Configuration Service: Tracks healthy nodes and distributes the "Hash Ring" to clients.

Simplicity Audit: This is the simplest design because it avoids a proxy layer (reducing hop latency) and uses proven consistent hashing for scaling.

Architecture Decision Rationale:

Why?: A decentralized client-side sharding model offers the lowest possible latency and removes the bottleneck of a centralized proxy.

Functional Satisfaction: Meets all basic K/V requirements.

Non-functional Satisfaction: Scalable via adding nodes; highly available via replication slots.

High Level Architecture

Sub-system Deep Dive

Edge (Optional)

Content Delivery & Traffic Routing: Not applicable for a backend distributed cache; traffic is internal to the VPC.

Security & Perimeter: Internal traffic uses mTLS and Security Groups to restrict access to the cache port (e.g., 6379).

Service

Topology & Scaling: Stateless cache nodes deployed in an Auto-Scaling Group (ASG). Scaling is triggered by memory utilization.

API Schema Design:

GET /v1/cache/{key} -> Response: {value: bytes, ttl: long}

PUT /v1/cache/{key} -> Request: {value: bytes, ttl: long}

Protocol: gRPC (for low-latency binary serialization).

Resilience & Reliability:

Client-side Retries: With exponential backoff for GET requests.

Consistent Hashing: Uses virtual nodes (e.g., 200 per physical node) to ensure even distribution and prevent "hot spots" during reshuffling.

Storage

Access Pattern: In-memory, high-frequency read/write.

Database Table Design:

LRU Structure:

HashMap<Key, Node>: For O(1) lookup.

DoublyLinkedList: To maintain access order for O(1) eviction.

Technical Selection: Custom In-memory Engine (or Redis for MVP).

Distribution Logic:

Sharding: Key-based consistent hashing.

Replication: Asynchronous replication to a "Slave" node in a different Availability Zone (AZ).

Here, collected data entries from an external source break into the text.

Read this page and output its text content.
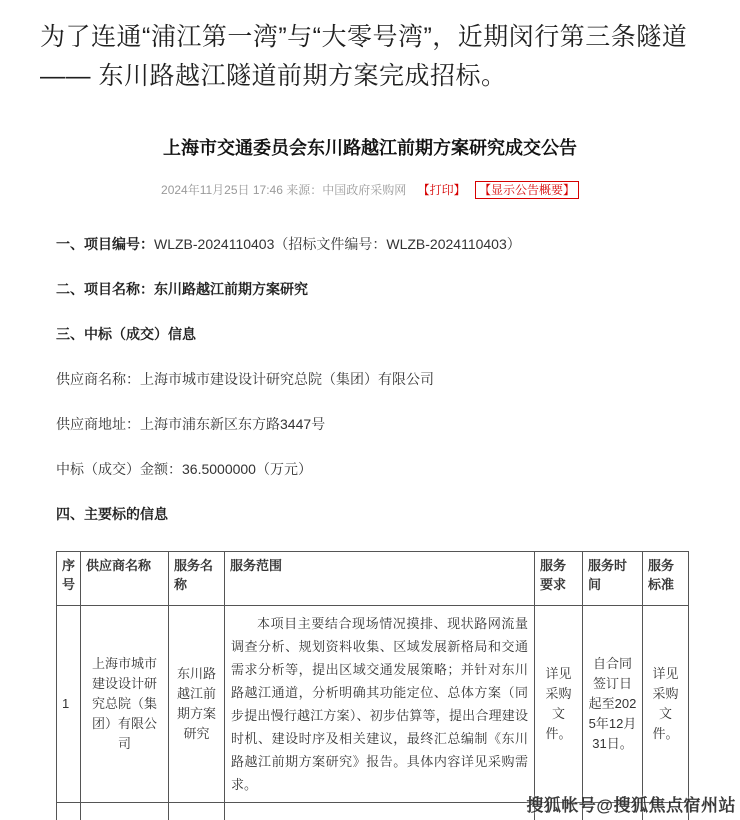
为了连通“浦江第一湾”与“大零号湾”，近期闵行第三条隧道 —— 东川路越江隧道前期方案完成招标。

上海市交通委员会东川路越江前期方案研究成交公告
2024年11月25日 17:46 来源：中国政府采购网 【打印】 【显示公告概要】

一、项目编号：WLZB-2024110403（招标文件编号：WLZB-2024110403）

二、项目名称：东川路越江前期方案研究

三、中标（成交）信息

供应商名称：上海市城市建设设计研究总院（集团）有限公司

供应商地址：上海市浦东新区东方路3447号

中标（成交）金额：36.5000000（万元）

四、主要标的信息

序号	供应商名称	服务名称	服务范围	服务要求	服务时间	服务标准
1	上海市城市建设设计研究总院（集团）有限公司	东川路越江前期方案研究	本项目主要结合现场情况摸排、现状路网流量调查分析、规划资料收集、区域发展新格局和交通需求分析等，提出区域交通发展策略；并针对东川路越江通道，分析明确其功能定位、总体方案（同步提出慢行越江方案）、初步估算等，提出合理建设时机、建设时序及相关建议，最终汇总编制《东川路越江前期方案研究》报告。具体内容详见采购需求。	详见采购文件。	自合同签订日起至2025年12月31日。	详见采购文件。

搜狐帐号@搜狐焦点宿州站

Reliability & Recovery: For MVP, if a node restarts, it starts cold. Data is repopulated from the source database (Cache-Aside pattern).

Infrastructure (Optional)

Distributed Coordination: Zookeeper or Etcd is used for "Service Discovery" and "Health Monitoring." It maintains the authoritative list of active Cache Nodes. When a node fails, Zookeeper updates the "Cluster Map," which clients pull to update their local consistent hashing ring.

Wrap Up

Advanced Topics

Trade-offs:

CAP Theorem: This system prioritizes Availability and Partition Tolerance (AP). During a partition, clients might read stale data from a replica if the primary is unreachable.

Reliability & Failure Handling:

Cache Stampede: Clients implement "Lease-based" or "Locking" mechanisms to ensure only one client refreshes a specific key from the DB at a time.

Bottleneck Analysis:

Hot Keys: If one key receives 50% of traffic, consistent hashing alone fails. Optimization: Clients detect local frequency and cache "hot keys" in-process for 5-10 seconds (L1 Cache).

Security & Privacy: All data in transit is encrypted via TLS. Data at rest (if using persistence later) is encrypted via KMS.

Distinguishing Insights:

Connection Management: Using an "Epoll" based event loop (like Nginx or Redis) on the cache nodes allows a single node to handle 10k+ concurrent connections efficiently without thread-per-connection overhead.